Players have choice, even more so in sandbox, non-linear megadungeon. No one forces them to spend time in any room or even to open the door to any room. If they chose to spend 3 hours in/out of game time searching and futzing with every brick in wall and piece of garbage they have no one to blame/thank other than themselves.
If uninterested they could open door, see nothing, move on. Could even preempt "dressing description" by asking DM "Any monster, any obvious loot? No, we close door.
I've personally witnessed many people accustomed to railroads and storybased games struggle when given choice. Often either doing nothing waiting for plot to advance or doing everything (e.g. exhaustively searching every room) assuming it all must be important part of plot or it wouldn't be here.
Whether a player likes sandbox or not has to do with the player (and their expectations) more than with the sandbox. This is why it's very important to explain sandbox and "train" players how to make choices. Or, help them identify sandboxes just aren't the type of game they like and live and let live.
I was skeptical at balance, you lost me at "monster power curve". [context]

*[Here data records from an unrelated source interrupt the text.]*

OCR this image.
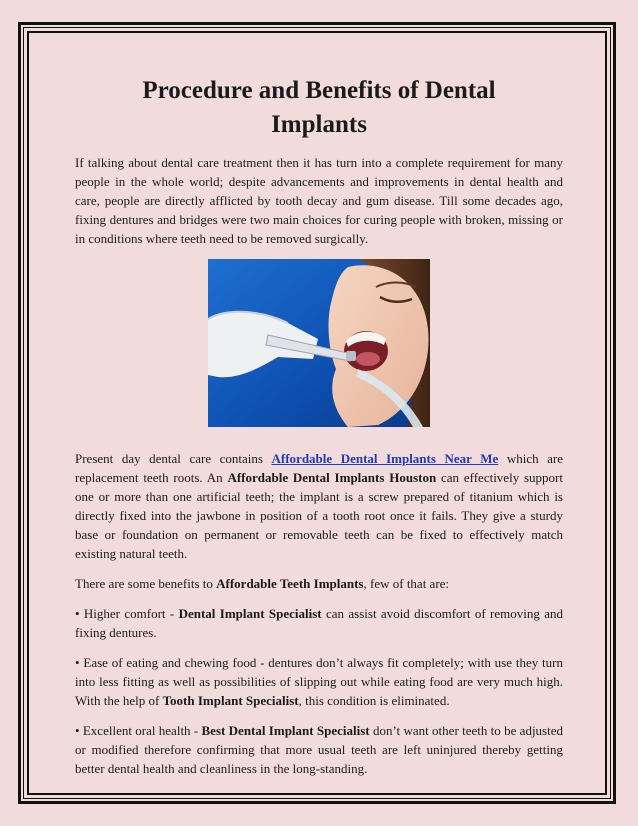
Procedure and Benefits of Dental Implants

If talking about dental care treatment then it has turn into a complete requirement for many people in the whole world; despite advancements and improvements in dental health and care, people are directly afflicted by tooth decay and gum disease. Till some decades ago, fixing dentures and bridges were two main choices for curing people with broken, missing or in conditions where teeth need to be removed surgically.

Present day dental care contains Affordable Dental Implants Near Me which are replacement teeth roots. An Affordable Dental Implants Houston can effectively support one or more than one artificial teeth; the implant is a screw prepared of titanium which is directly fixed into the jawbone in position of a tooth root once it fails. They give a sturdy base or foundation on permanent or removable teeth can be fixed to effectively match existing natural teeth.

There are some benefits to Affordable Teeth Implants, few of that are:

• Higher comfort - Dental Implant Specialist can assist avoid discomfort of removing and fixing dentures.

• Ease of eating and chewing food - dentures don’t always fit completely; with use they turn into less fitting as well as possibilities of slipping out while eating food are very much high. With the help of Tooth Implant Specialist, this condition is eliminated.

• Excellent oral health - Best Dental Implant Specialist don’t want other teeth to be adjusted or modified therefore confirming that more usual teeth are left uninjured thereby getting better dental health and cleanliness in the long-standing.
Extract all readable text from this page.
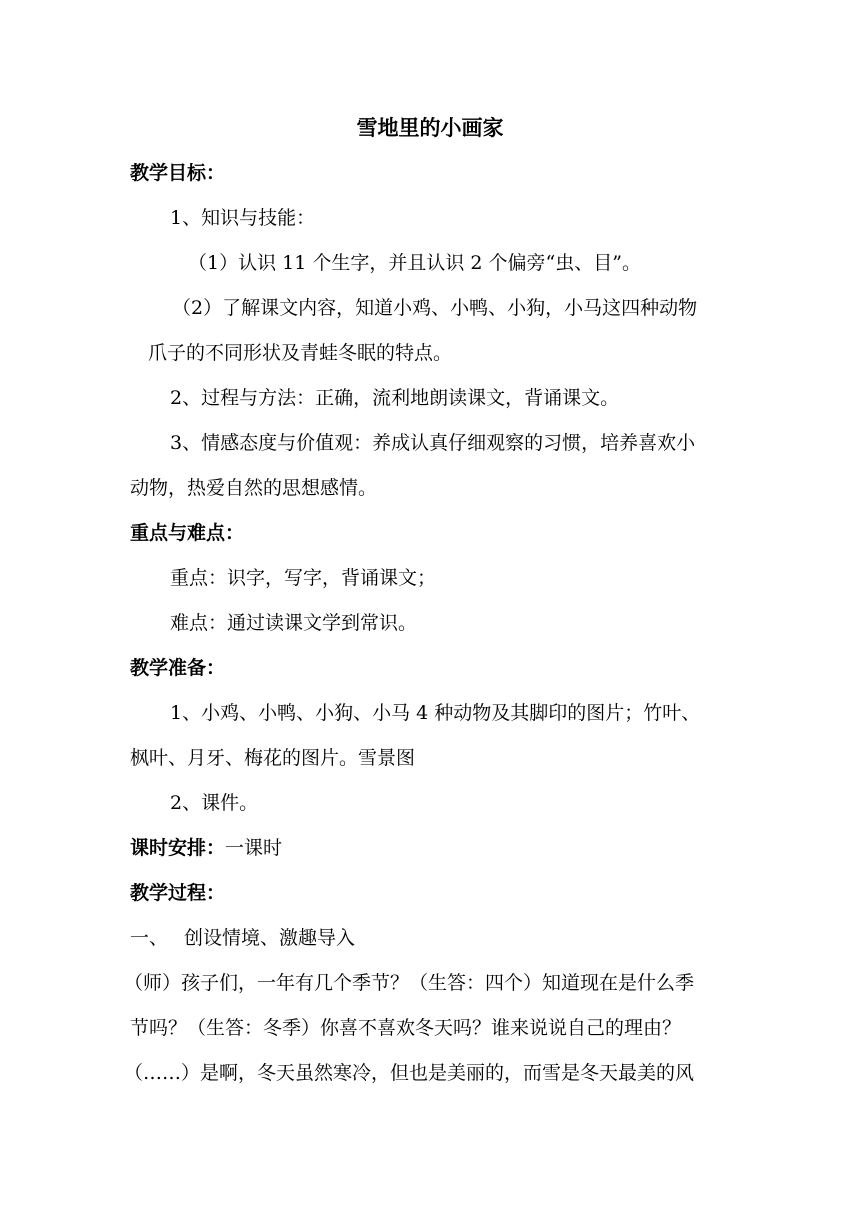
雪地里的小画家
教学目标：
1、知识与技能：
（1）认识 11 个生字，并且认识 2 个偏旁“虫、目”。
（2）了解课文内容，知道小鸡、小鸭、小狗，小马这四种动物
爪子的不同形状及青蛙冬眠的特点。
2、过程与方法：正确，流利地朗读课文，背诵课文。
3、情感态度与价值观：养成认真仔细观察的习惯，培养喜欢小
动物，热爱自然的思想感情。
重点与难点：
重点：识字，写字，背诵课文；
难点：通过读课文学到常识。
教学准备：
1、小鸡、小鸭、小狗、小马 4 种动物及其脚印的图片；竹叶、
枫叶、月牙、梅花的图片。雪景图
2、课件。
课时安排：一课时
教学过程：
一、 创设情境、激趣导入
（师）孩子们，一年有几个季节？（生答：四个）知道现在是什么季
节吗？（生答：冬季）你喜不喜欢冬天吗？谁来说说自己的理由？
（……）是啊，冬天虽然寒冷，但也是美丽的，而雪是冬天最美的风
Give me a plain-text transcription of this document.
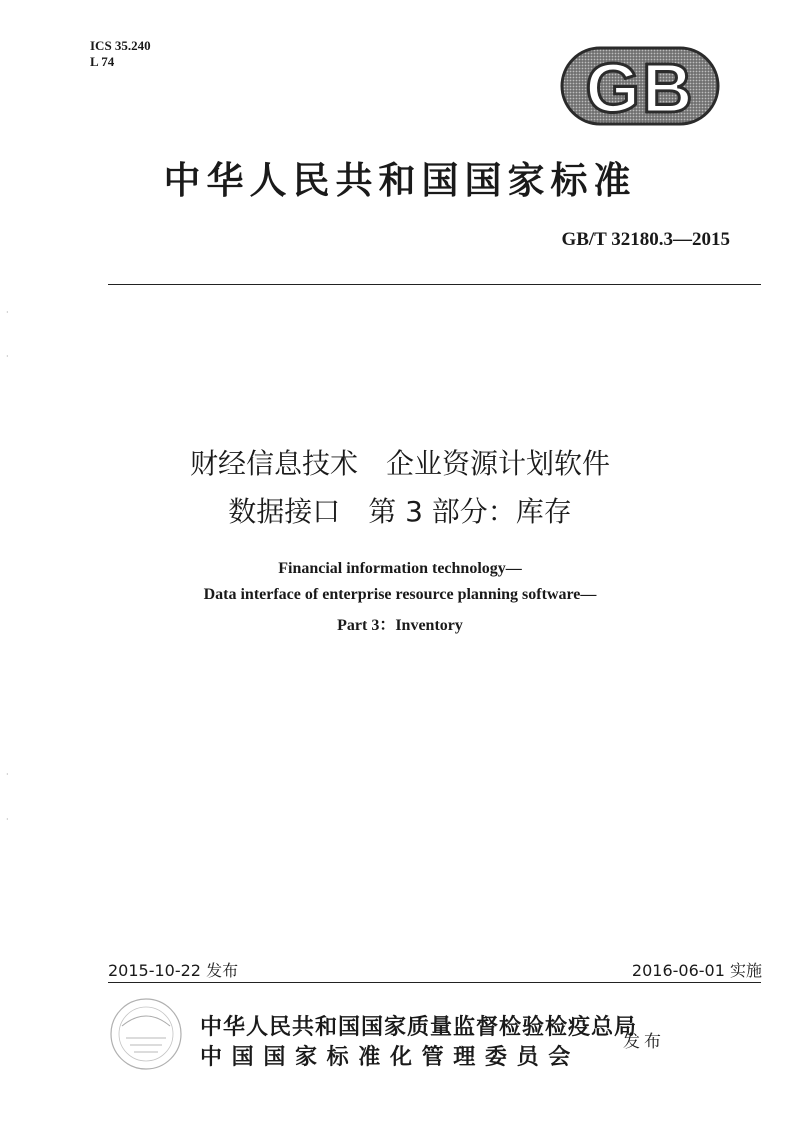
ICS 35.240
L 74	GB
中华人民共和国国家标准
GB/T 32180.3—2015
财经信息技术　企业资源计划软件
数据接口　第 3 部分：库存
Financial information technology—
Data interface of enterprise resource planning software—
Part 3：Inventory
·
·
·
·
2015-10-22 发布	2016-06-01 实施
中华人民共和国国家质量监督检验检疫总局
中 国 国 家 标 准 化 管 理 委 员 会
发布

RPGs aren't games that require or benefit from "balance" or even rules in the traditional sense. they have an intelligent, adaptable referee who will outperform any set of rules or mechanisms hoped to provide balance. The referee is not just another player, they are the game. I don't mean that in an egotistical way. But rather referees are what distinguishes a RPG from say an adventure boardgame or an MMO themed skirmish game. And those are fun types of games. They aren't RPGs. (Miss)using the label leads to mis-matched expectations and shit-storms like "Are empty rooms teh Awesome!".